Mais ça ne nous empêche pas de continuer à démonter des barnums, des toilettes sèches, les douches, l’éolienne, les panneaux solaires, rassembler le matériel à restituer, ramasser tout ce qui traîne. L’idée commence à circuler de se retrouver à la gare en septembre pour se donner des nouvelles, garder les liens et passer un bon moment ensemble.

Les fabuleuses cantines qui se sont occupées de remplir nos ventres et enchanter nos papilles toute cette semaine, sont sur le départ. Alors comme pour les chantiers, on repart en cantine autogérée et des ami.e.s nous préparent des beignets de courgettes avec du riz et une délicieuse sauce tomate-oignon.

Certain.e.s discutent avec des habitant.e.s du coin qui nous racontent comment ils et elles ont vécu ces dernières semaines avec nous. Illes nous remettent des coupures de journaux évoquant le campement, le projet Cigéo éjecté de la loi Macron et les dernières déclarations des technocrates de l’Andra.

Les notes prises lors de l’assemblée de clôture de dimanche ont commencé à être rassemblées et mises en forme, dans le but d’être partagées, par exemple sous forme de brochure. Cela nous semble important pour prendre acte ensemble de ce que nous avons vécu et construit pendant ces dix jours, nos réussites et nos échecs, afin de ne pas toujours repartir de zéro, d’avancer sur ces histoires d’action politique, d’organisation collective, de lutte contre les discriminations, etc…

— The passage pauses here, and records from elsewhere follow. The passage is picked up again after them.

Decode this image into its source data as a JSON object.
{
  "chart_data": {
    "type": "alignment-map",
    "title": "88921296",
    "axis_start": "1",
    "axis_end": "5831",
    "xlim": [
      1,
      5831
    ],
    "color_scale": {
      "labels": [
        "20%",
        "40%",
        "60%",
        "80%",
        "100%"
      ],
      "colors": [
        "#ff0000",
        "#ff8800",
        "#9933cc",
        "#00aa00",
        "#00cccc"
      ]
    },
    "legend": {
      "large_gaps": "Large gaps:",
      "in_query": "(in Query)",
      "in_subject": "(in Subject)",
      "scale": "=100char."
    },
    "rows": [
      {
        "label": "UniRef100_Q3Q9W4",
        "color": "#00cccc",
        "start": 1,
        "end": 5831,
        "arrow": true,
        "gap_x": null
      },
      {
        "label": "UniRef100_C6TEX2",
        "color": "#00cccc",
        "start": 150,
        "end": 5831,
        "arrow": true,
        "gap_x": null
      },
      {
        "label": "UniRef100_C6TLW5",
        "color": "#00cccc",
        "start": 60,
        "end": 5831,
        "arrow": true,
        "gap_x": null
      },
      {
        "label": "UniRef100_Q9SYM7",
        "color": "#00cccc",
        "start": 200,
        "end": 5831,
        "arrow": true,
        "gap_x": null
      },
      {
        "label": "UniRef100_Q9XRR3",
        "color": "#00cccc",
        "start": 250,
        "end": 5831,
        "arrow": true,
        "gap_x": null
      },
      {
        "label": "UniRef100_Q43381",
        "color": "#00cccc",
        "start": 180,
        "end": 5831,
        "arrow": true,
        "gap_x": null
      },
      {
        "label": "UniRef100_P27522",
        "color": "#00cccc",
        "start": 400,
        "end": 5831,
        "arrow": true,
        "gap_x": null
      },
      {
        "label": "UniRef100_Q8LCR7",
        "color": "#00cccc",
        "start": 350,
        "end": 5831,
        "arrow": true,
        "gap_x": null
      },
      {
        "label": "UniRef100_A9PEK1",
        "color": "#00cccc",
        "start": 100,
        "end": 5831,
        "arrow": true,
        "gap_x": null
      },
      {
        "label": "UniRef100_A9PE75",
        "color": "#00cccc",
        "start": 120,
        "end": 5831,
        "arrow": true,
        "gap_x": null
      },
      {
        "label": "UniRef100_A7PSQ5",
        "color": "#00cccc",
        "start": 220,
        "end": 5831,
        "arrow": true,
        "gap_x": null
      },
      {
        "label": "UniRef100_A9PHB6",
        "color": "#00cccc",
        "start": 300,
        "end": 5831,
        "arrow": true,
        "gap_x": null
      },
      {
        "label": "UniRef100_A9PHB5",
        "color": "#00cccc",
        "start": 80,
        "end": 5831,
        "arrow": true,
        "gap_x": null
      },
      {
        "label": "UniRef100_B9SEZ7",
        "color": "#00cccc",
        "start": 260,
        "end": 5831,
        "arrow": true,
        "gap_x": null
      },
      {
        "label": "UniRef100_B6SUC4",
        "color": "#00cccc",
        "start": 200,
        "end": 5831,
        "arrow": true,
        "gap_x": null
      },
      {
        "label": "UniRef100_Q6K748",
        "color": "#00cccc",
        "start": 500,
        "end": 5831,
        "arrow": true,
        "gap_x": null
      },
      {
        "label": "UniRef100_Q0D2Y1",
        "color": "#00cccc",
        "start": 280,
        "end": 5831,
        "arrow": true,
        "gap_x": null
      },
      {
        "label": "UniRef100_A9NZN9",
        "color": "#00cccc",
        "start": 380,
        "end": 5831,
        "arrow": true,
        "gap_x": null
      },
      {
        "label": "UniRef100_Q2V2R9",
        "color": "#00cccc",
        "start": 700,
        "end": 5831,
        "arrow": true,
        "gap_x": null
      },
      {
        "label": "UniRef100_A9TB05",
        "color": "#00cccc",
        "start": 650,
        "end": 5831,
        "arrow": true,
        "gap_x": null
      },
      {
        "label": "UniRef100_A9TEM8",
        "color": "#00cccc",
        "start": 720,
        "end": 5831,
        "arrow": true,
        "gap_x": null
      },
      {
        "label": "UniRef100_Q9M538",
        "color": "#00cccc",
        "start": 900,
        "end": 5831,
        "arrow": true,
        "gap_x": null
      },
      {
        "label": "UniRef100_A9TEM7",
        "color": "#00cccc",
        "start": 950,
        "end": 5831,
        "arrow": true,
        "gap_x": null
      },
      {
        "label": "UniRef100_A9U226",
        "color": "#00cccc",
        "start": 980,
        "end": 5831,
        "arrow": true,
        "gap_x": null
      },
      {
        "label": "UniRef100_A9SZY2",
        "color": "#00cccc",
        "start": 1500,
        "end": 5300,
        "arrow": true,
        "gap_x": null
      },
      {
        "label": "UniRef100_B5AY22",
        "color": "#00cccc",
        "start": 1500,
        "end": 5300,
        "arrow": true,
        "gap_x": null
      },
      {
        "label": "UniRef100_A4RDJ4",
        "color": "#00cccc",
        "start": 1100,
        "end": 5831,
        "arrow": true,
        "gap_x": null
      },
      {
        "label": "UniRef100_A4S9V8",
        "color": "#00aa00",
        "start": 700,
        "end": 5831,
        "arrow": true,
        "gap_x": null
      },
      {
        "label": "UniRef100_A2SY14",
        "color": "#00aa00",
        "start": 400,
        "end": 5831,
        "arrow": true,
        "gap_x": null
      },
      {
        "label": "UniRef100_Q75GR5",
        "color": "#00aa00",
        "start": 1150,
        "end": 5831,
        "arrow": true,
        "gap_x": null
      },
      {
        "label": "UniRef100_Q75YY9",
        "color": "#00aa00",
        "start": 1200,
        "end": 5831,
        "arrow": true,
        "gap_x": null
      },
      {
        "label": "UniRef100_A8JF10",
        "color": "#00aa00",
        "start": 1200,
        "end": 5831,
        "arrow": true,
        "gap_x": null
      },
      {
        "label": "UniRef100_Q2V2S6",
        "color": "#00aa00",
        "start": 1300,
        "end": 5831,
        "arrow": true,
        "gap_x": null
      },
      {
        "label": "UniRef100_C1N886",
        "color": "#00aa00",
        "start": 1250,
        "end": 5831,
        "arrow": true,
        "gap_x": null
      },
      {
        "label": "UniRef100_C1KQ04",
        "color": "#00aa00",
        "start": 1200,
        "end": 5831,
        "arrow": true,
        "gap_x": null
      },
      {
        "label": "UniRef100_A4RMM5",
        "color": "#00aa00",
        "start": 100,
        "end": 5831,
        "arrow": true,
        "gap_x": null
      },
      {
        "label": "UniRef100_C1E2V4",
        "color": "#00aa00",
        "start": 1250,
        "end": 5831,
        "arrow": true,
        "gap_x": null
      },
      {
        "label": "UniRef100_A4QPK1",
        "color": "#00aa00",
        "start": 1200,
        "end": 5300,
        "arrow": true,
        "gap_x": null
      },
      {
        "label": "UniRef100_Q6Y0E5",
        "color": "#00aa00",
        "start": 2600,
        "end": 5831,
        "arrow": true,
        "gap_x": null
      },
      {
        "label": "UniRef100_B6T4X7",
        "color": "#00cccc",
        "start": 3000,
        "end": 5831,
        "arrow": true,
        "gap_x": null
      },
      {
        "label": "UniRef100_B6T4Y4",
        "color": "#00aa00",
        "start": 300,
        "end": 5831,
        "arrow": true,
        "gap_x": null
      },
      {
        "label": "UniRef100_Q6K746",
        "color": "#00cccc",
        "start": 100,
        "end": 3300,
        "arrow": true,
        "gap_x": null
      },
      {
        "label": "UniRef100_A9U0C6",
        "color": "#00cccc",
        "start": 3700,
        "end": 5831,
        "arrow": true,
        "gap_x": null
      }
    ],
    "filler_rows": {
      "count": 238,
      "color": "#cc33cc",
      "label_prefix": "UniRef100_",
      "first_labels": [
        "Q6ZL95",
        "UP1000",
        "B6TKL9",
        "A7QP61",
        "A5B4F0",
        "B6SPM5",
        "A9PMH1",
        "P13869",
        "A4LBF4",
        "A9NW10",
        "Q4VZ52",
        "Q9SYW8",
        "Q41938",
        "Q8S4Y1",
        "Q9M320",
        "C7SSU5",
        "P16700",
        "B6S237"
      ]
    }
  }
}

Suite à plusieurs demandes, des personnes réfléchissent aussi à une brochure qui raconterait comment ce campement s’est organisé pendant les nombreux mois qui ont précédé.

La pluie cesse peu à peu, la nuit tombe et de petits groupes se retrouvent tantôt pour chanter, débriefer, se chauffer près du brasero jusque tard dans la nuit

Ce fil d’infos à couper le Bure sera peut-être le dernier, car le camp est officiellement terminé, mais on reste là tout près, et la lutte continue !

Si vous voulez rester au courant des prochaines aventures, vous pouvez vous inscrire sur la liste de diffusion campvmc@lists.riseup.net et bien sûr continuer de venir sur http://vmc.camp qui ne va pas s’arrêter d’être alimenté.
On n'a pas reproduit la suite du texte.